Amostragem: O Índice KIDMED é uma ferramenta construída para ser aplicada dos 2 aos 24 anos de idade, contudo, para que o presente trabalho de investigação fosse exequível, optou-se por limitar a participação aos/às adolescentes com idades compreendidas entre os 10 e os 19 anos (25), com nacionalidade portuguesa e sem necessidades educativas especiais que os/as impedissem de preencher o Índice KIDMED e realizar entrevistas.

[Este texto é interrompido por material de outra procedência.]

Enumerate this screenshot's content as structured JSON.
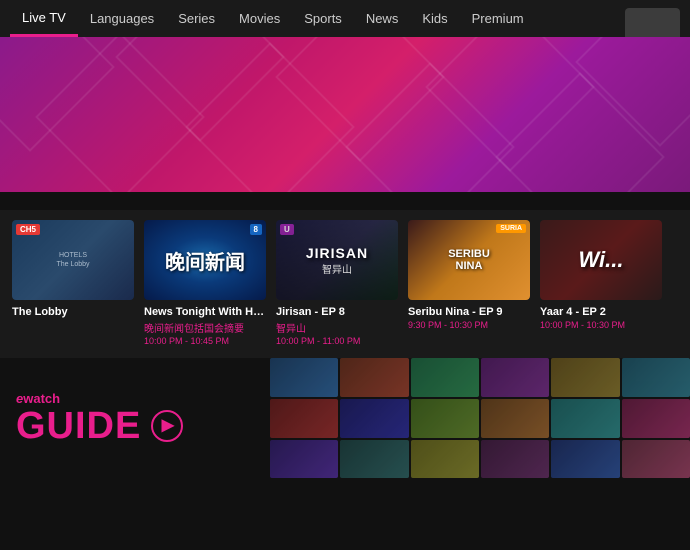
{
  "nav": {
    "items": [
      {
        "label": "Live TV",
        "active": true
      },
      {
        "label": "Languages",
        "active": false
      },
      {
        "label": "Series",
        "active": false
      },
      {
        "label": "Movies",
        "active": false
      },
      {
        "label": "Sports",
        "active": false
      },
      {
        "label": "News",
        "active": false
      },
      {
        "label": "Kids",
        "active": false
      },
      {
        "label": "Premium",
        "active": false
      }
    ]
  },
  "cards": [
    {
      "id": "hotels",
      "channel": "CH5",
      "channel_class": "ch5",
      "title": "The Lobby",
      "subtitle": "",
      "time": "",
      "thumb_text": "HOTELS",
      "thumb_sub": "The Lobby"
    },
    {
      "id": "news",
      "channel": "8",
      "channel_class": "ch8",
      "title": "News Tonight With Highlights From Pa...",
      "subtitle": "晚间新闻包括国会摘要",
      "time": "10:00 PM - 10:45 PM",
      "thumb_text": "晚间新闻",
      "thumb_sub": ""
    },
    {
      "id": "jirisan",
      "channel": "U",
      "channel_class": "u",
      "title": "Jirisan - EP 8",
      "subtitle": "智异山",
      "time": "10:00 PM - 11:00 PM",
      "thumb_text": "JIRISAN",
      "thumb_sub": "智异山"
    },
    {
      "id": "nina",
      "channel": "SURIA",
      "channel_class": "suria",
      "title": "Seribu Nina - EP 9",
      "subtitle": "",
      "time": "9:30 PM - 10:30 PM",
      "thumb_text": "SERIBU NINA",
      "thumb_sub": ""
    },
    {
      "id": "yaar",
      "channel": "",
      "channel_class": "",
      "title": "Yaar 4 - EP 2",
      "subtitle": "",
      "time": "10:00 PM - 10:30 PM",
      "thumb_text": "Wi...",
      "thumb_sub": ""
    }
  ],
  "guide": {
    "brand": "e",
    "brand_suffix": "watch",
    "title": "GUIDE",
    "arrow_symbol": "▶"
  }
}
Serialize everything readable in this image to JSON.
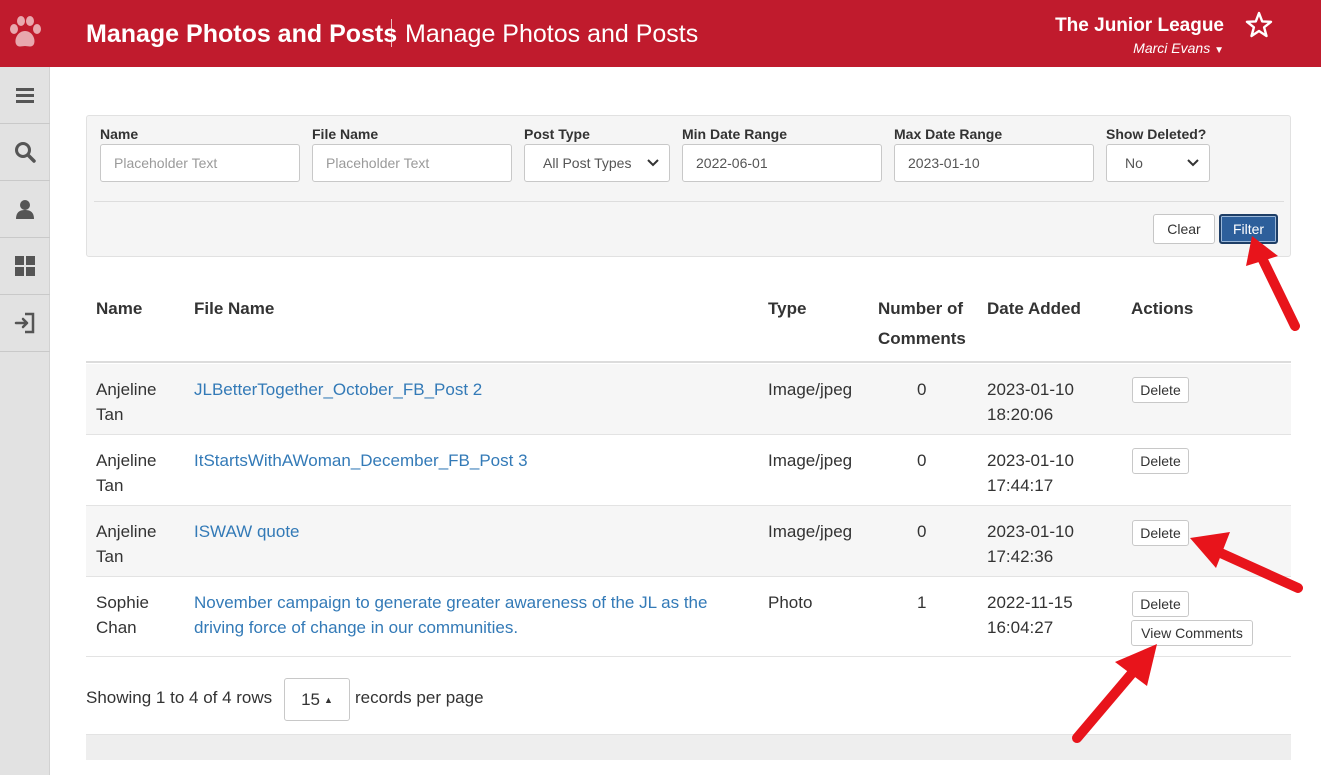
{
  "header": {
    "title": "Manage Photos and Posts",
    "subtitle": "Manage Photos and Posts",
    "org_name": "The Junior League",
    "user_name": "Marci Evans",
    "brand_color": "#c01b2d"
  },
  "sidebar": {
    "items": [
      "menu-icon",
      "search-icon",
      "user-icon",
      "dashboard-icon",
      "logout-icon"
    ]
  },
  "filters": {
    "name": {
      "label": "Name",
      "placeholder": "Placeholder Text"
    },
    "file_name": {
      "label": "File Name",
      "placeholder": "Placeholder Text"
    },
    "post_type": {
      "label": "Post Type",
      "value": "All Post Types"
    },
    "min_date": {
      "label": "Min Date Range",
      "value": "2022-06-01"
    },
    "max_date": {
      "label": "Max Date Range",
      "value": "2023-01-10"
    },
    "show_deleted": {
      "label": "Show Deleted?",
      "value": "No"
    },
    "clear_label": "Clear",
    "filter_label": "Filter"
  },
  "table": {
    "headers": {
      "name": "Name",
      "file_name": "File Name",
      "type": "Type",
      "comments_line1": "Number of",
      "comments_line2": "Comments",
      "date_added": "Date Added",
      "actions": "Actions"
    },
    "rows": [
      {
        "name_first": "Anjeline",
        "name_last": "Tan",
        "file_line1": "JLBetterTogether_October_FB_Post 2",
        "file_line2": "",
        "type": "Image/jpeg",
        "comments": "0",
        "date": "2023-01-10",
        "time": "18:20:06",
        "delete_label": "Delete"
      },
      {
        "name_first": "Anjeline",
        "name_last": "Tan",
        "file_line1": "ItStartsWithAWoman_December_FB_Post 3",
        "file_line2": "",
        "type": "Image/jpeg",
        "comments": "0",
        "date": "2023-01-10",
        "time": "17:44:17",
        "delete_label": "Delete"
      },
      {
        "name_first": "Anjeline",
        "name_last": "Tan",
        "file_line1": "ISWAW quote",
        "file_line2": "",
        "type": "Image/jpeg",
        "comments": "0",
        "date": "2023-01-10",
        "time": "17:42:36",
        "delete_label": "Delete"
      },
      {
        "name_first": "Sophie",
        "name_last": "Chan",
        "file_line1": "November campaign to generate greater awareness of the JL as the",
        "file_line2": "driving force of change in our communities.",
        "type": "Photo",
        "comments": "1",
        "date": "2022-11-15",
        "time": "16:04:27",
        "delete_label": "Delete",
        "view_label": "View Comments"
      }
    ]
  },
  "pagination": {
    "showing": "Showing 1 to 4 of 4 rows",
    "page_size": "15",
    "suffix": "records per page"
  },
  "annotations": {
    "arrow_color": "#e8141b"
  }
}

De entre uma amostra de agrupamentos de escolas, selecionadas por conveniência de acesso num concelho da zona norte do país, escolheram-se apenas dois agrupamentos que tivessem, em simultâneo, escola básica de 2.º e 3.º ciclo e escola secundária (o mais a litoral e o mais no interior, tornando a amostra o mais heterogénea possível). De todas as turmas do 5.º ao 12.º ano, selecionou-se aleatoriamente 1 turma de cada ano letivo, para os dois agrupamentos. Enviaram-se consentimentos informados para os/as respetivos/as Encarregados/as de Educação de 4 adolescentes de cada turma, 2 adolescentes do sexo masculino (primeiro e último, por ordem alfabética) e 2 adolescentes do sexo feminino (primeira e última, por ordem alfabética).
De um total de 64 adolescentes, apenas 35 aceitaram participar (taxa de participação de 54,7%), tendo havido a exclusão dos dados de 2 adolescentes, após a sua participação, por não terem nacionalidade portuguesa (taxa de resposta de 100%). Os/as restantes 33 participantes tinham idades compreendidas entre os 10 e os 18 anos, eram maioritariamente do sexo masculino (54,5%) e encontravam-se 36,4% no 2.º ciclo do ensino básico, 36,4% no ensino secundário e 27,3% no 3.º ciclo do ensino básico. Relativamente ao contexto socioeconómico dos/as participantes pode-se inferir, através da escolaridade do pai e da escolaridade da mãe, que pertenciam a um nível socioeconómico médio-baixo, uma vez que apenas 3% e 6,1% dos pais e das mães, respetivamente, tinham concluído o ensino superior.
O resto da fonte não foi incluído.